Monday, January 09, 2006

Integration or Assimilation -- Which Is the Path of Peace?

Mohammed Afzal Khan, the Pakistani-born Muslim Lord Mayor of Manchester, has a couple of complaints. One of them concerns over-zealous Muslims who deal in coercion, violence, terror tactics and revenge. Despite the teachings of certain passages in the Koran, Khan maintains "the teaching of Islam is about moderation - the middle road." Thus, he has been a founding member of Manchester's Muslim-Jewish Forum, a group trying to foster better understanding and tolerance between the two groups.

However, Khan's second complaint is the assumption that tolerance (and the social progrees it should yield) requires assimilation.

"There is a real need for integration among communities who can be true to their own values and work together," Khan insists. "I'm not interested in assimilation. Why should I let go of something I have?
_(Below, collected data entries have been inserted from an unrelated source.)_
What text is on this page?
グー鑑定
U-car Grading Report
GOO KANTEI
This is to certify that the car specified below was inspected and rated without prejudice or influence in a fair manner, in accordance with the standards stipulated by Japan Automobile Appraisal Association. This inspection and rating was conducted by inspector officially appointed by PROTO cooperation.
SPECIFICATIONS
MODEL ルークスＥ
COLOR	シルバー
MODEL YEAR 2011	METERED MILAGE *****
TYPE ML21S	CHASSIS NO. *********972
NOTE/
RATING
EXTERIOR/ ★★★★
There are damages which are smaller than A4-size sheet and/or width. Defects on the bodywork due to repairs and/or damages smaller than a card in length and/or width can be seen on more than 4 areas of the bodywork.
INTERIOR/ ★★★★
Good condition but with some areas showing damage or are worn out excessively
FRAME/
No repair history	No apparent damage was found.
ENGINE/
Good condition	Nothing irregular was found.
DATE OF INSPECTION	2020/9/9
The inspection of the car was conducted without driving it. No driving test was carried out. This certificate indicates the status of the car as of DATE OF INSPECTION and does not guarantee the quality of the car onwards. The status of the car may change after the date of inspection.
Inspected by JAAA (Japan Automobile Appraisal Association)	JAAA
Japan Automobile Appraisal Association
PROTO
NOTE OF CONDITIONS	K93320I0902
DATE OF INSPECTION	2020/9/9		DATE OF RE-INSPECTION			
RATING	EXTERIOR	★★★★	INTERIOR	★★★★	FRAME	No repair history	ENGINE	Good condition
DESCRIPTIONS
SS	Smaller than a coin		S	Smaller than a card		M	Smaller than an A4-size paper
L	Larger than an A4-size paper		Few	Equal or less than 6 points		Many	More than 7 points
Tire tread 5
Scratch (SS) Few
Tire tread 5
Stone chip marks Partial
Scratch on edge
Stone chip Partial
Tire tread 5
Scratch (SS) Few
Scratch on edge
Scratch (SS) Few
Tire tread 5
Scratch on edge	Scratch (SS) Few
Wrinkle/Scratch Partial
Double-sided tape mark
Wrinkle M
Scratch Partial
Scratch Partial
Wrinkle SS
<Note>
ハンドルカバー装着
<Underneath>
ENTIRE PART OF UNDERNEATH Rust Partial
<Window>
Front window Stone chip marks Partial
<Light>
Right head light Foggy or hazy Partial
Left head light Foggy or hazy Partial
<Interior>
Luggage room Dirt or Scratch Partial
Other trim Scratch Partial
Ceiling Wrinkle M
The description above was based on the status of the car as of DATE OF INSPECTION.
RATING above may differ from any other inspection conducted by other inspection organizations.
As a Muslim living in Britain, I have the luxury of being able to pick and choose. Assimilation is a one-way street. I'm interested in a two-way street. Integration allows for everyone to become enriched through picking and choosing."

Even assuming Mayor Khan's motives are all the best, however, confrontation is unavoidable when there exists no consensus about social priorities or, for that matter, a common respect for freedom of conscience in matters of religion. If one man's religion bids him turn his cheek and forgive his tormentor while another's urges conversions through the force of the sword (with lethal punishment justly served for those who refuse), peaceful integration is as impossible as peaceful assimilation.